The distance formula is used to compute the length between two points in a plane. It is derived from the Pythagorean theorem and is particularly useful for finding the length of a line segment connecting two points. The formula is:\[d = \sqrt{(x_2 - x_1)^2 + (y_2 - y_1)^2}\]In our case, to calculate the length of the diameter of the circle when the points are \((-4, 1)\) and \((4, -5)\), we perform the following calculation:- Substitute the coordinates: \[\sqrt{(4 - (-4))^2 + (-5 - 1)^2} = \sqrt{8^2 + (-6)^2} = \sqrt{64 + 36} = \sqrt{100} = 10\]This calculation reveals the diameter is 10 units. Knowing this is pivotal in finding the circle's radius.
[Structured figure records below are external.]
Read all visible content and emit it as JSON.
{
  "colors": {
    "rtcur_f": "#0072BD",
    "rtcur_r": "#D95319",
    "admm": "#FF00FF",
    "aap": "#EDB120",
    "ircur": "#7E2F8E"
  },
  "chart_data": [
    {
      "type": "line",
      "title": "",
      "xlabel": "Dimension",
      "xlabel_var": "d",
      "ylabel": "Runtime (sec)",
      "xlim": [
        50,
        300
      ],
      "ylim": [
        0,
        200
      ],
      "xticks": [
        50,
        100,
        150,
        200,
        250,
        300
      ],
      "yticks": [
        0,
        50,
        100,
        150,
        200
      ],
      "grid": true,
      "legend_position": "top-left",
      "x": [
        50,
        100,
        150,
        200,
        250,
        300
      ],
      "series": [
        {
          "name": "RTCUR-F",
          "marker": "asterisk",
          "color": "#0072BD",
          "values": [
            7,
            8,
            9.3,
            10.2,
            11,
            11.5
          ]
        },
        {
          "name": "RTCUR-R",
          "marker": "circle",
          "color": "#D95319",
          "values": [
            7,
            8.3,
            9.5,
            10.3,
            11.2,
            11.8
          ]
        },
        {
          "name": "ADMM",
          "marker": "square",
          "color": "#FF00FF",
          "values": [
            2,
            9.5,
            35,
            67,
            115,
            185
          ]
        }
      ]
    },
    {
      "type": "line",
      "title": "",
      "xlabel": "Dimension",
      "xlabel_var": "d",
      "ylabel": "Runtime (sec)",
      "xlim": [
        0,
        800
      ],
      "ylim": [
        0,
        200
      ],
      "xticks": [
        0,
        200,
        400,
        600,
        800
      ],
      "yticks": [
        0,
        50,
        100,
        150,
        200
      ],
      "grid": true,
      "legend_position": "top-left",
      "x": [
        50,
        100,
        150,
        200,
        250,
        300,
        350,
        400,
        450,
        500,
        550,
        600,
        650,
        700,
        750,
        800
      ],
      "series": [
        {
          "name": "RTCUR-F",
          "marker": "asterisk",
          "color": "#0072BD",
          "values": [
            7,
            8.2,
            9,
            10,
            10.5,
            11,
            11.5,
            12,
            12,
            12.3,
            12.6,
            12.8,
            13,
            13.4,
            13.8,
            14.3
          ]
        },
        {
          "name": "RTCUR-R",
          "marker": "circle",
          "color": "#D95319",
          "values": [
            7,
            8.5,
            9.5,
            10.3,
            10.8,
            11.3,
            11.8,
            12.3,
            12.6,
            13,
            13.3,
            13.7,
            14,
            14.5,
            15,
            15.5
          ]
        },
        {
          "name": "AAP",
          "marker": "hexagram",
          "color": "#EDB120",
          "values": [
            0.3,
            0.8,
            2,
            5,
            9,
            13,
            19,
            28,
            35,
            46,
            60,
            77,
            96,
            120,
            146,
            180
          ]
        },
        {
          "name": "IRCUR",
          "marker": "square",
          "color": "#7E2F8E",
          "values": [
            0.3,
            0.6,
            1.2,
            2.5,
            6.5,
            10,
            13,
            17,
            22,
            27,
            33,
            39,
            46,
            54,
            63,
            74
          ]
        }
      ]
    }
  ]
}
The radius of a circle is a line segment from the center of the circle to any point on its circumference. When given a diameter, finding the radius is straightforward:- The radius is simply half the diameter.Given the previously computed diameter of 10, we find:\[r = \frac{10}{2} = 5\]This radius of 5 is essential when writing the full equation of the circle. The radius is not just a measure of size, it's part of the definition of a circle's equation.

Having the center and radius allows us to write the equation of the circle. The standard form of a circle’s equation is:\[(x-h)^2 + (y-k)^2 = r^2\]where - \((h, k)\) is the center,- \(r\) is the radius of the circle.For our circle with a center at \((0, -2)\) and a radius of 5, we substitute:- \((h, k) = (0, -2)\)- \(r=5\)The equation becomes:\[(x-0)^2 + (y+2)^2 = 5^2\]Simplifying further:\[x^2 + (y+2)^2 = 25\]This is your circle's equation. Understanding and applying these steps provides a solid basis for solving circle-related problems effectively.